Despite that, a bill to combat heroin abuse may fail to clear both houses before this session ends. With only a few days left, the House and Senate must compromise to pass this important legislation.
The bill provides for enhanced punishments to keep dealers off the streets for much longer. But supporters of Senate Bill 5, including sponsor Senate President Pro Tem Katie Stine, R-Southgate, should agree to drop a provision allowing homicide prosecutions of dealers when a sale results in an overdose death.
Attorneys have raised serious questions about the constitutionality of the provision and, in any case, there would not likely be many prosecutions under it.
No one should vote against the bill based on an amendment offered Wednesday in the House by Rep. John Tilley, D-Hopkinsville, to allow users to exchange dirty needles for clean ones without risking prosecution. This is a commonsense measure to avoid accidental spread of disease, such as Hepatitis and HIV, both to users and to innocent people who might encounter needles on playgrounds or other public places.

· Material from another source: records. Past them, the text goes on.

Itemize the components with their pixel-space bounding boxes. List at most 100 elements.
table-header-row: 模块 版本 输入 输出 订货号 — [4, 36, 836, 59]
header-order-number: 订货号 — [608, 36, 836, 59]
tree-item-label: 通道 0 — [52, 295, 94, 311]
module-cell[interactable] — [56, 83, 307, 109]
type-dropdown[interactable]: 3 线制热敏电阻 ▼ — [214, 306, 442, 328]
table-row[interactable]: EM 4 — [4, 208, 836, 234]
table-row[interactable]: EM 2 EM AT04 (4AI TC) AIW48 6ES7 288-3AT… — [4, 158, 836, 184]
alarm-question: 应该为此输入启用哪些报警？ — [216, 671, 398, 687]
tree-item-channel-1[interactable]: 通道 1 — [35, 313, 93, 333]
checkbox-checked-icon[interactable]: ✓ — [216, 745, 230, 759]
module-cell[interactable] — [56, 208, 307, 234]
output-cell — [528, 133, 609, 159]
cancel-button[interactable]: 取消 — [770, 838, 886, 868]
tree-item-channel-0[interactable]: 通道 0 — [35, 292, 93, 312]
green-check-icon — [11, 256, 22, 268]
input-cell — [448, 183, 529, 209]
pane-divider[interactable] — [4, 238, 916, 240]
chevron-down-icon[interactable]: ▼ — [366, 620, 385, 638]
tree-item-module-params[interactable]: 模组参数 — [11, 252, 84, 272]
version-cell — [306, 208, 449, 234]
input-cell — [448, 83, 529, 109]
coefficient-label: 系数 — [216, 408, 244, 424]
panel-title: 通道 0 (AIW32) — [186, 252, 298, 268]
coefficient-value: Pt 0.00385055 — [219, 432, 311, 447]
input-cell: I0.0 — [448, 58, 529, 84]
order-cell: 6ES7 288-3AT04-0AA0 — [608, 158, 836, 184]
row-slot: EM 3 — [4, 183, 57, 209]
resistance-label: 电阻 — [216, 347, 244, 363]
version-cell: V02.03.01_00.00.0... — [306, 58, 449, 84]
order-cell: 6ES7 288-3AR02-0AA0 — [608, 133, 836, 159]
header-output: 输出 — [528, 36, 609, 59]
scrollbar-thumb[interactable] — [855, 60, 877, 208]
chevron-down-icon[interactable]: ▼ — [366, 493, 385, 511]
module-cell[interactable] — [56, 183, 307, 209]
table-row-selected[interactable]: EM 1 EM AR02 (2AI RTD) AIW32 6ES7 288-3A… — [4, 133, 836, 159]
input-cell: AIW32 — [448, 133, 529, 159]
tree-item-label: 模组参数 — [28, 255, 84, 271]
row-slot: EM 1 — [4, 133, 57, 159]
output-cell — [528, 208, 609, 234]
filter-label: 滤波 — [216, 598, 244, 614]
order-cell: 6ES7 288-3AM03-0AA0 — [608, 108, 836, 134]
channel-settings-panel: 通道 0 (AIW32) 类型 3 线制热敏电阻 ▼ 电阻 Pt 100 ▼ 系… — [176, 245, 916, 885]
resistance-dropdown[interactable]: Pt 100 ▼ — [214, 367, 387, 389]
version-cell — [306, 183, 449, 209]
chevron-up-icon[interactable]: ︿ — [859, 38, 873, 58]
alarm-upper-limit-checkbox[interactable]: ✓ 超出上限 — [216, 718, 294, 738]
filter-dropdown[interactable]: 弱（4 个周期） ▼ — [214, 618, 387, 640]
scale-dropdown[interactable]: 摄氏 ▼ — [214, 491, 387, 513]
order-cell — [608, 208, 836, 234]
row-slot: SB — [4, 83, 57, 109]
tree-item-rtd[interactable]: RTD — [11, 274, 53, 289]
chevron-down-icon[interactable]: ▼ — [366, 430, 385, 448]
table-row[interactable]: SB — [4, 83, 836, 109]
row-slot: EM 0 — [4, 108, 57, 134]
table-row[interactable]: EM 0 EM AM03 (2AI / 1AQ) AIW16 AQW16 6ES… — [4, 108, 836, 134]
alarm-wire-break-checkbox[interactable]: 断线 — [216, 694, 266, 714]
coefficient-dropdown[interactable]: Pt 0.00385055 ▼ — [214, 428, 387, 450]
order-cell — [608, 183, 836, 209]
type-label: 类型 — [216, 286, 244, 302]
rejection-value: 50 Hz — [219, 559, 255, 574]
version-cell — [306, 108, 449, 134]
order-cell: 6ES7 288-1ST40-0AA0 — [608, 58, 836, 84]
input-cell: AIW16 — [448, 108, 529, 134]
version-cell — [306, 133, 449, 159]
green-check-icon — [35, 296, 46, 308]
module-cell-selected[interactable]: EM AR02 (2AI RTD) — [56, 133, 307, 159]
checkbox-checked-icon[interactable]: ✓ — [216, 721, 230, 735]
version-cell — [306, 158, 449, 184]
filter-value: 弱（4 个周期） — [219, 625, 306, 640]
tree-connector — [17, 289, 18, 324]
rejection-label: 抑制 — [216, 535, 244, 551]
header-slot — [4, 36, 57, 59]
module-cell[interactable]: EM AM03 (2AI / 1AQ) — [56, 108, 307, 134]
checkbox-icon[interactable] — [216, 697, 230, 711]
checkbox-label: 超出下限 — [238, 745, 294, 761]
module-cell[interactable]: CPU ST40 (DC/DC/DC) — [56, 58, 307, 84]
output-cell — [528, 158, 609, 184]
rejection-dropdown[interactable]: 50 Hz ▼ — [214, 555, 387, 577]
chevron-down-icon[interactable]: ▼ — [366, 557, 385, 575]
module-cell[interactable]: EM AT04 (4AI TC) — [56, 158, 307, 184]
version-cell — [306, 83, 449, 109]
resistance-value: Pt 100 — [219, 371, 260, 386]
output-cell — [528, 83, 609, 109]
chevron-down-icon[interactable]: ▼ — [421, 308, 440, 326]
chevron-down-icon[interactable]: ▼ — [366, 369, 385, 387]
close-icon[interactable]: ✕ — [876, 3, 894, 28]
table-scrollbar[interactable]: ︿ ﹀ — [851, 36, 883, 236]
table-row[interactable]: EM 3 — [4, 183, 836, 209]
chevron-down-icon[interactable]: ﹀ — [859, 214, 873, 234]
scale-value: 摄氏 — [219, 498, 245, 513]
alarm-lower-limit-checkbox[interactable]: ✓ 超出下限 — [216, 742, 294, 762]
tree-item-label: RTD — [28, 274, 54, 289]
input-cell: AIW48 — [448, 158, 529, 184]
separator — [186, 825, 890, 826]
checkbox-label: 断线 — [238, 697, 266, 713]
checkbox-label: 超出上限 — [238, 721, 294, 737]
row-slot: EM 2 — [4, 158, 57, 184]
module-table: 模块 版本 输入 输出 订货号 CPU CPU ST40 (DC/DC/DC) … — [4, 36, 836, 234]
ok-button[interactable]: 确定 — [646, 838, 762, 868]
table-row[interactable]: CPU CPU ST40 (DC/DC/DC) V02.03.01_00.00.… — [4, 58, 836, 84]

As Tilley noted, the exchange locations would also offer the opportunity to provide heroin users with information about treatment options. Stine wasn't thrilled with the amendment but said she could accept it, saying "I want to save lives."
And her bill would save lives.
It would increase the availability of a drug that can reverse the life-threatening effects of an opiate overdose by allowing doctors to prescribe it to emergency workers and addicts' families. It would also require the state Medicaid program to cover several inpatient and outpatient treatment options for people addicted to opiates.
The bill also expands treatment facilities. Professionals say that it's important to offer immediate help to drug abusers when they are open to it. But with the current shortage, it can take as long as six months to find a spot in a residential facility.